Как он выглядел? Каким он показался – серьезным, веселым или еще каким? Вполне в бодром настроении, полностью увлеченным поездкой, что мистер Понтелье счел совершенно естественным для молодого человека, готового искать счастья и приключений в чужой, дикой стране.

Эдна нетерпеливо топнула ногой – она не понимала, почему дети продолжают играть на солнце, когда могли бы уже перейти в тень под деревья. Она спустилась вниз и увела их с солнца, ругая няню за невнимательность.

Эдна не обратила внимания на абсурдность того факта, что делает Роберта предметом постоянных разговоров и наводит своего мужа на беседу о нем.
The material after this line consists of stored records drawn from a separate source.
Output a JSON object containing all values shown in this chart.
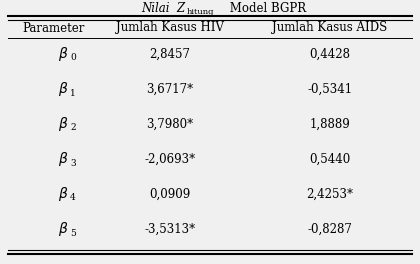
{
  "title": "Nilai  Z",
  "title_sub": "hitung",
  "title_after": " Model BGPR",
  "col_headers": [
    "Parameter",
    "Jumlah Kasus HIV",
    "Jumlah Kasus AIDS"
  ],
  "subscripts": [
    "0",
    "1",
    "2",
    "3",
    "4",
    "5"
  ],
  "hiv_values": [
    "2,8457",
    "3,6717*",
    "3,7980*",
    "-2,0693*",
    "0,0909",
    "-3,5313*"
  ],
  "aids_values": [
    "0,4428",
    "-0,5341",
    "1,8889",
    "0,5440",
    "2,4253*",
    "-0,8287"
  ],
  "bg_color": "#f0f0f0",
  "text_color": "#000000",
  "fontsize": 8.5
}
Чувство, которое она испытывала к Роберту, никоим образом не было сходно с тем, что она ощущала в отношении мужа, или раньше ощущала, или даже предполагала, что будет когда-нибудь ощущать. Всю жизнь Эдна привыкла запирать мысли и эмоции на замок, и они никогда не возвещали о себе, никогда не принимали форму борьбы. Они принадлежали ей, и только ей. Эдна придерживалась убеждения, что имеет полное право на них и что они не касаются никого, кроме нее самой. Она как-то сказала миссис Ратиньоль, что никогда не пожертвует собой ради детей, да и вообще ради кого бы то ни было. Далее последовал довольно-таки жаркий спор. Женщины, очевидно, не понимали друг друга, как если бы говорили на разных языках. Эдна попыталась умиротворить подругу, объяснить ей свою точку зрения:

– Я бы отдала все несущественное… отдала бы все деньги, отдала бы жизнь ради детей. Но я бы никогда не отдала свою душу. Не могу высказаться яснее. Это что-то такое, что я только начинаю осмысливать, что-то такое, что открывается мне сейчас.

– Не знаю, что ты называешь существенным или что-то подразумеваешь под несущественным, – с готовностью подхватила миссис Ратиньоль, – но женщина, которая готова отдать свою жизнь за детей, не может сделать больше. Так говорится в вашей Библии. Я уверена, что не смогла бы сделать больше.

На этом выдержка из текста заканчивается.